Netscape royalty takes on the password
Beyond Identity launched in 2020 with a founding team that read like a history of the commercial internet: Jim Clark, who co-founded Netscape and Silicon Graphics, and Thomas 'TJ' Jermoluk, a former SGI president and Clark's longtime collaborator. Their target was the password — the oldest, weakest link in security. Beyond Identity's platform replaced it with public-key cryptography: each user got a device-bound credential whose private key was generated in, and never left, the device's secure enclave. At login the system verified that cryptographic credential and evaluated real-time device-security posture, delivering phishing-resistant multi-factor authentication with none of the one-time codes or push prompts that attackers routinely phish or fatigue their way past.

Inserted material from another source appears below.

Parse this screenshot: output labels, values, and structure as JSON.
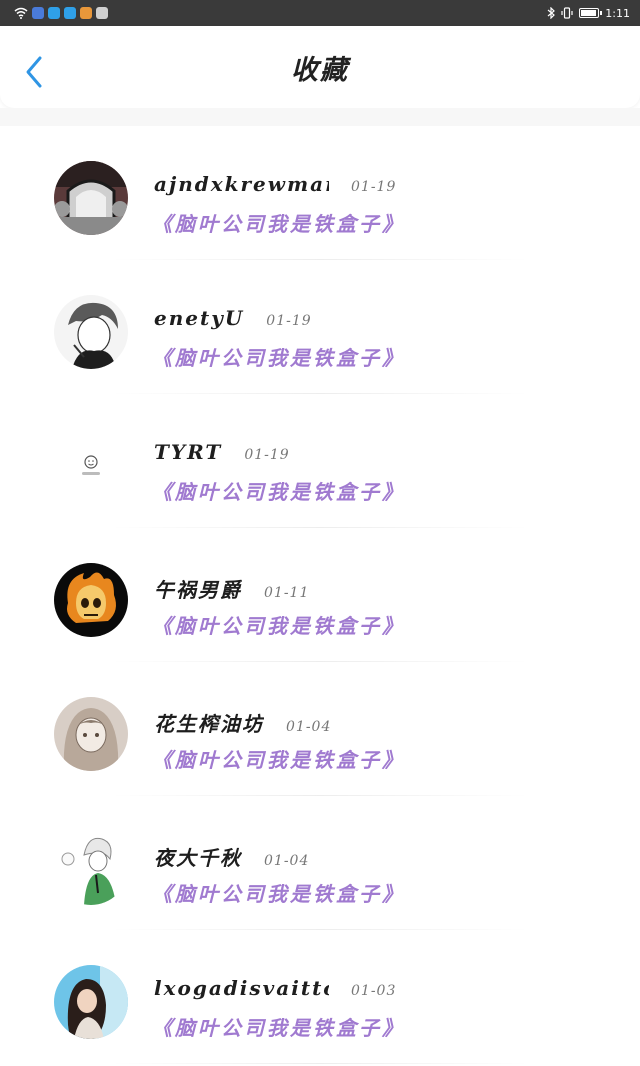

Unicorn status, workforce and customer bets
The product spanned both sides of identity — workforce access for employees and contractors, and customer-facing logins — integrating with single sign-on and zero-trust stacks so organizations could enforce strong, un-phishable authentication tied to trusted devices. Investors bought the vision quickly. After a $30 million Series A in 2020 and a Series B, Beyond Identity raised a $100 million Series C in February 2022 led by Evolution Equity Partners, reaching a $1.1 billion valuation and unicorn status on roughly $205 million in total funding. The pedigree, the capital and the timing — passwordless was the security buzzword of the moment — made it one of the flagship names of the passwordless wave.